On the other hand, the phrase “Executable Specification Language” combines two terms that tend to be at odds with each other. When we say that language X has the property that X is executable (you can run it!), and that X is a specification language (more at the level of “what” than “how”… that is, a “what-oriented” language), then you end up with a very precise description of a set of interesting languages. If you compare the sets of languages defined in this way:
L1 = what-oriented and runnable
L2 = domain-specific
You will find that L1 is a subset of L2. But I believe that L1 contains exactly the languages I’m interested in, while L2 includes many languages that are not interesting to me. That is one reason why I used the unconventional phrase “Executable Specification Language”. The other reason is that I wanted to make an analogy with verification and lightweight verification, to cast domain-specific languages into a new light.
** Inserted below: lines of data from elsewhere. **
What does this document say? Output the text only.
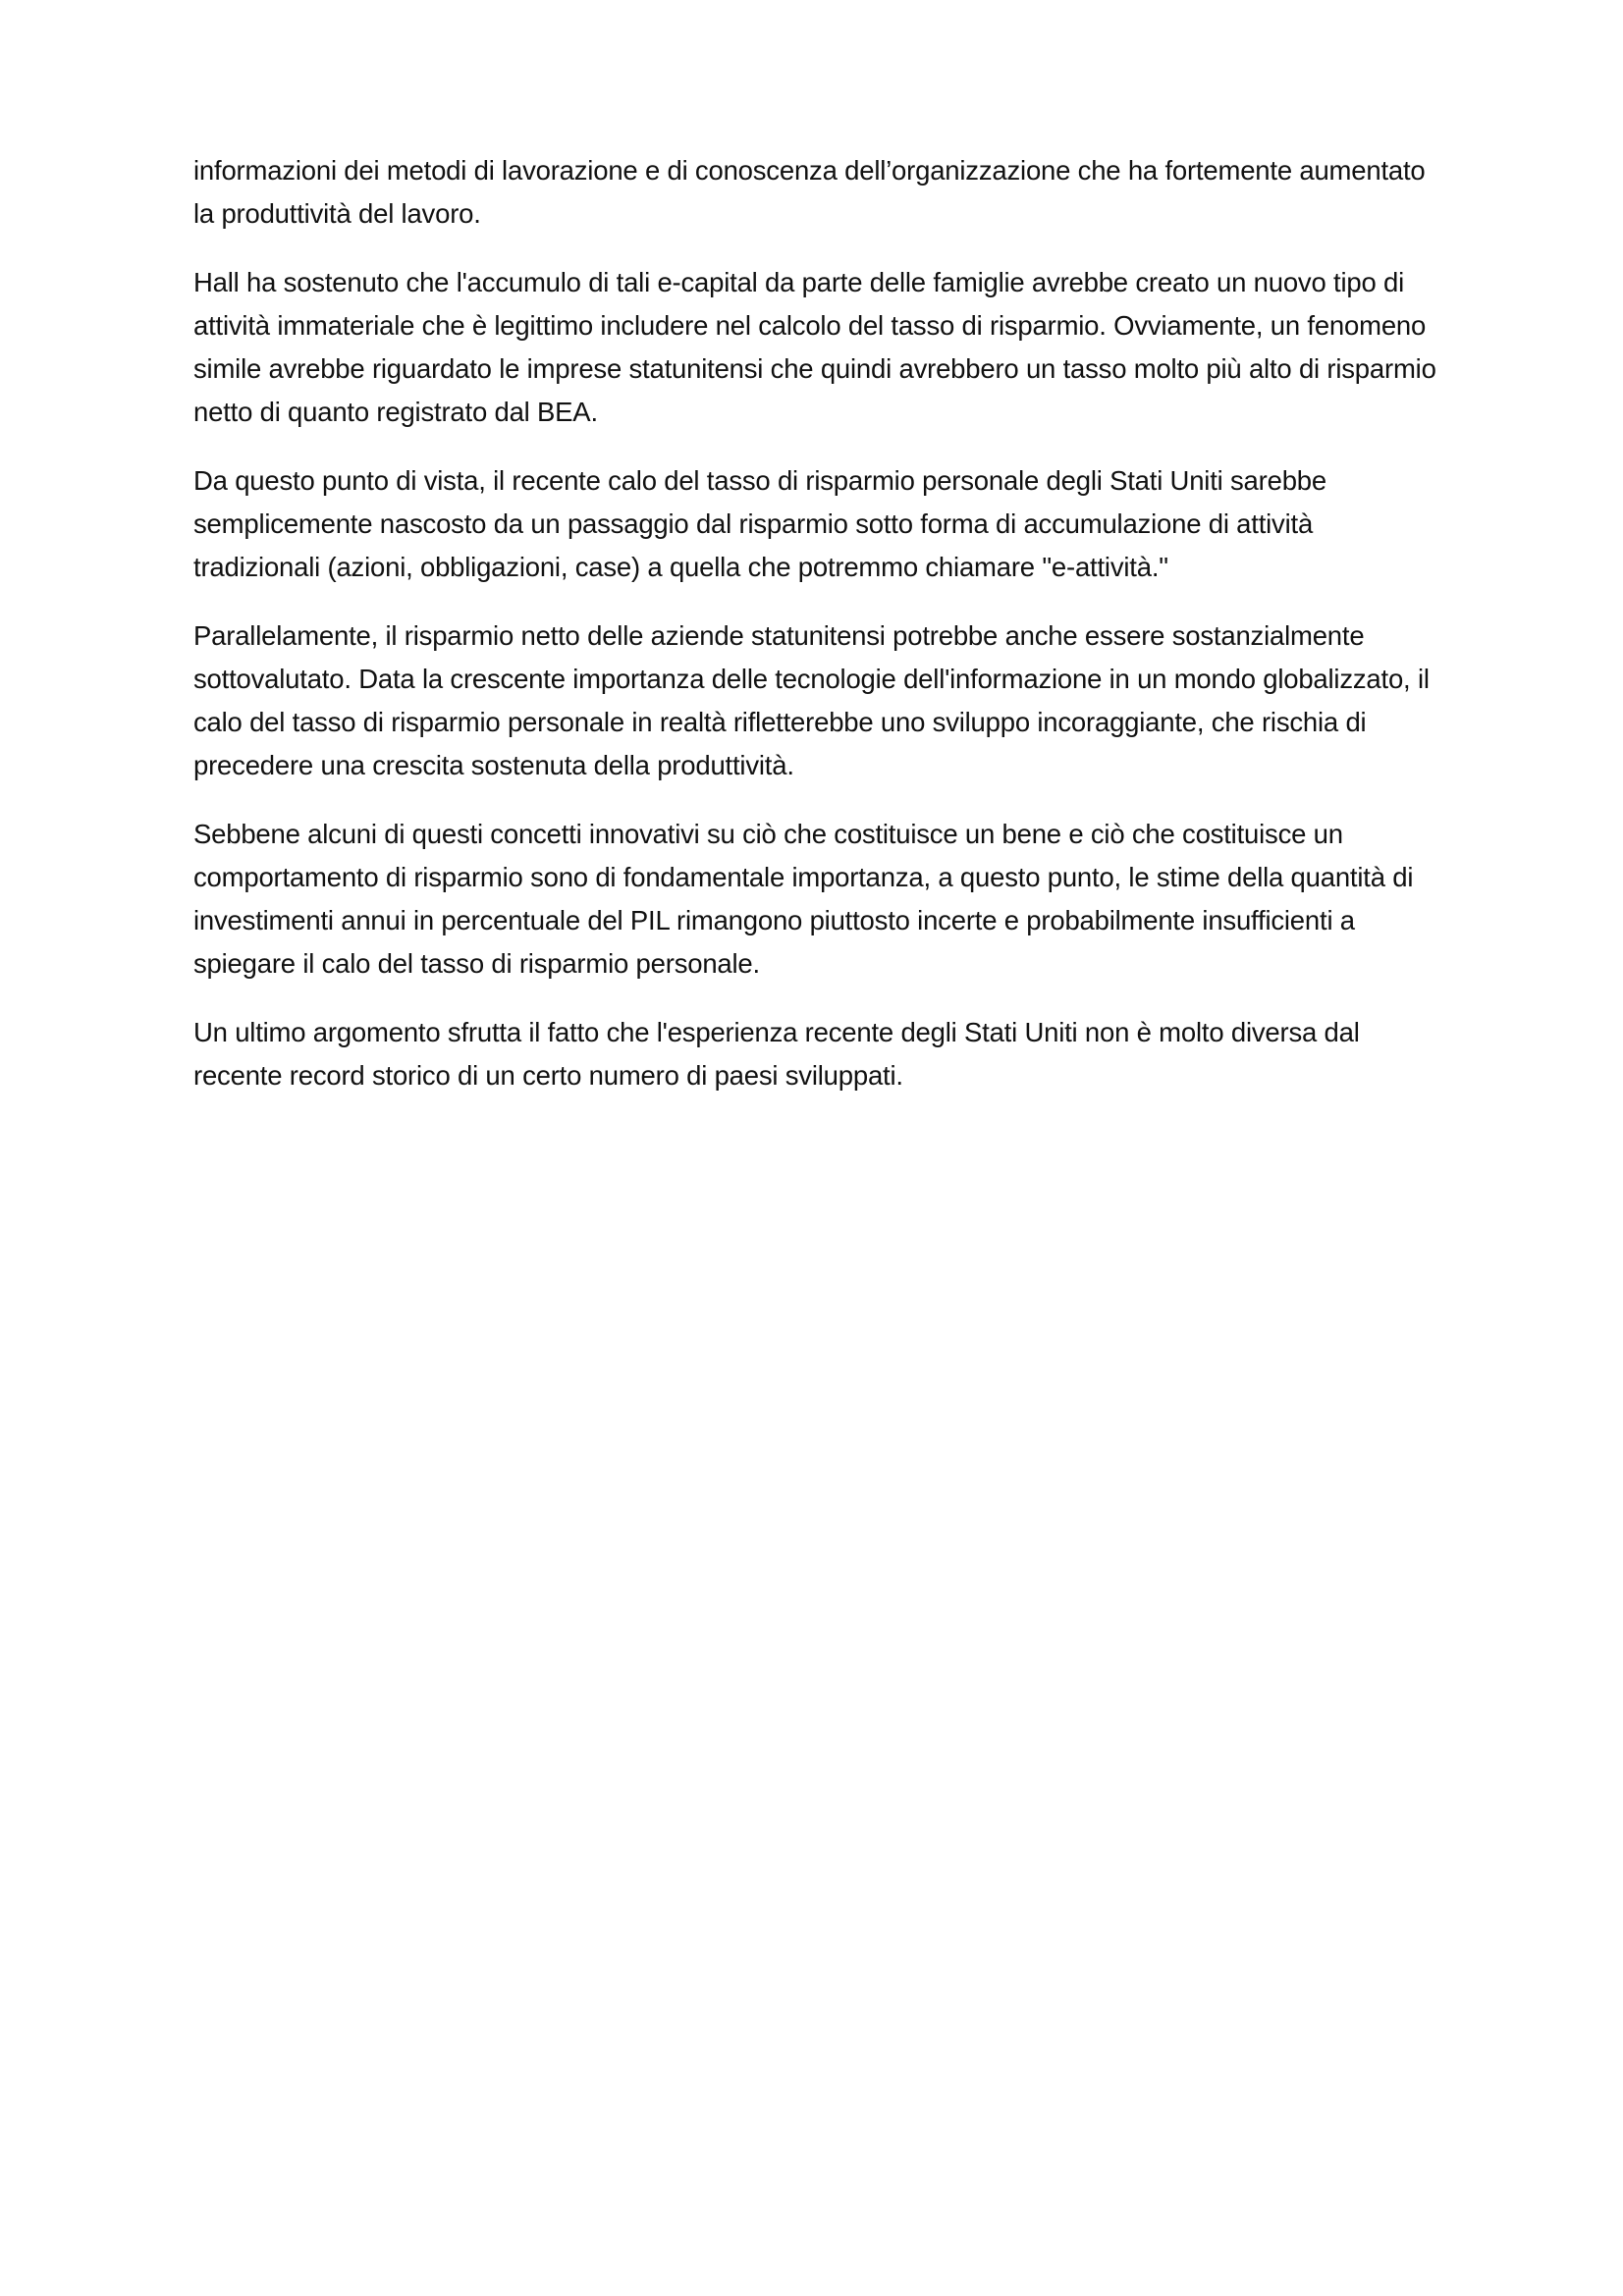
informazioni dei metodi di lavorazione e di conoscenza dell’organizzazione che ha fortemente aumentato la produttività del lavoro.

Hall ha sostenuto che l'accumulo di tali e-capital da parte delle famiglie avrebbe creato un nuovo tipo di attività immateriale che è legittimo includere nel calcolo del tasso di risparmio. Ovviamente, un fenomeno simile avrebbe riguardato le imprese statunitensi che quindi avrebbero un tasso molto più alto di risparmio netto di quanto registrato dal BEA.

Da questo punto di vista, il recente calo del tasso di risparmio personale degli Stati Uniti sarebbe semplicemente nascosto da un passaggio dal risparmio sotto forma di accumulazione di attività tradizionali (azioni, obbligazioni, case) a quella che potremmo chiamare "e-attività."

Parallelamente, il risparmio netto delle aziende statunitensi potrebbe anche essere sostanzialmente sottovalutato. Data la crescente importanza delle tecnologie dell'informazione in un mondo globalizzato, il calo del tasso di risparmio personale in realtà rifletterebbe uno sviluppo incoraggiante, che rischia di precedere una crescita sostenuta della produttività.

Sebbene alcuni di questi concetti innovativi su ciò che costituisce un bene e ciò che costituisce un comportamento di risparmio sono di fondamentale importanza, a questo punto, le stime della quantità di investimenti annui in percentuale del PIL rimangono piuttosto incerte e probabilmente insufficienti a spiegare il calo del tasso di risparmio personale.

Un ultimo argomento sfrutta il fatto che l'esperienza recente degli Stati Uniti non è molto diversa dal recente record storico di un certo numero di paesi sviluppati.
But in practice, current common usage for the phrase “Domain-Specific Language” seems to be fairly close to what I have in mind when I wrote “Executable Specification Language”. To add to the confusion, there is also a common usage of the term Executable Specification in the context of automated testing and agile development. In this context, the executable specification is really a test case that can be run to check if a system meets its specification. The key point is that these are specifications, not languages.
In conclusion, I apologize for introducing yet another term. However, it is sometimes useful to think about well-known ideas in new ways.